Esta lógica espoliativa também se materializa na gestão dos serviços de abastecimento de água e esgotamento sanitário, privatizado em Manaus no ano 2000. Com mais de vinte anos de concessão privada, o empreendimento tem gerado lucros significativos para os empresários através da elevação excessiva das tarifas e de empréstimos facilitados por bancos públicos. No entanto, o Sistema Nacional de Informação sobre o Saneamento (SNIS) mostra que os serviços realizados têm obtido desempenho insatisfatório, deixando parte expressiva da população sem água potável e a maioria da cidade sem os serviços de esgotamento sanitário.
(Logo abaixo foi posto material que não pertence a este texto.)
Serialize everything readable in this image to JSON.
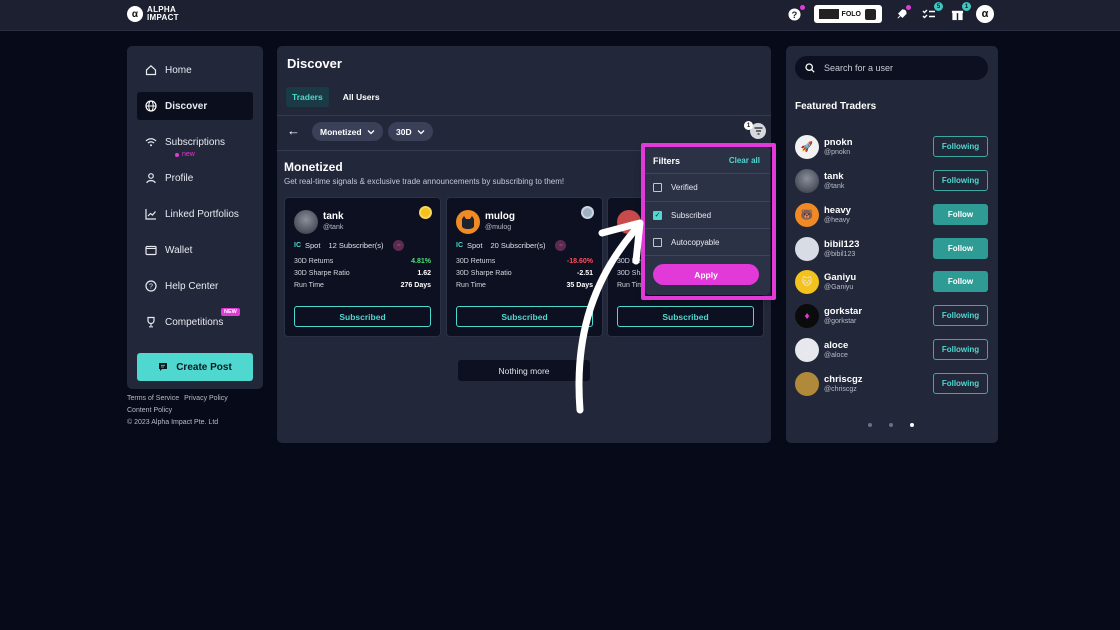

Além de gerar a riqueza apropriada pela classe abastada, o grande montante de pobres é convencido de que não merece viver dignamente, a fim de se conformar com as condições humilhantes a eles impostas. Este sistema de produção, ao reservar as melhores oportunidades para os integrantes da classe dominante, perpetua as injustiças sociais operando através de instituições consolidadas que garantem o sucesso dos ricos e os mantém no controle de tudo.
O fabuloso PIB manauense aliado à desigualdade social reinante na cidade indica que estamos distantes de realizar ideais reconhecidos em sociedades eticamente mais avançadas como a igualdade, a solidariedade, a democracia e a cidadania. Estamos radicados em um sistema que favorece os mais poderosos, que ironicamente se utilizam de todos os argumentos para justificarem os seus privilégios, indiferentes ao sofrimento dos mais pobres e ignorando a beleza da vida que deve ser celebrada e protegida aonde quer que ela esteja. Uma inspiração que merece ser alimentada neste início de ano talvez seja a de construirmos cidades mais justas e sustentáveis, onde a riqueza socialmente produzida seja melhor distribuída entre os membros da sociedade, tornando efetivo o valor imensurável da pessoa humana, abolindo a exclusão social e cuidando das condições do planeta.
As eleições de 2022 podem direcionar tais encaminhamentos, na medida em que possibilitam corrigir as más escolhas, ainda que muitas delas já tenham produzido consequências irreversíveis.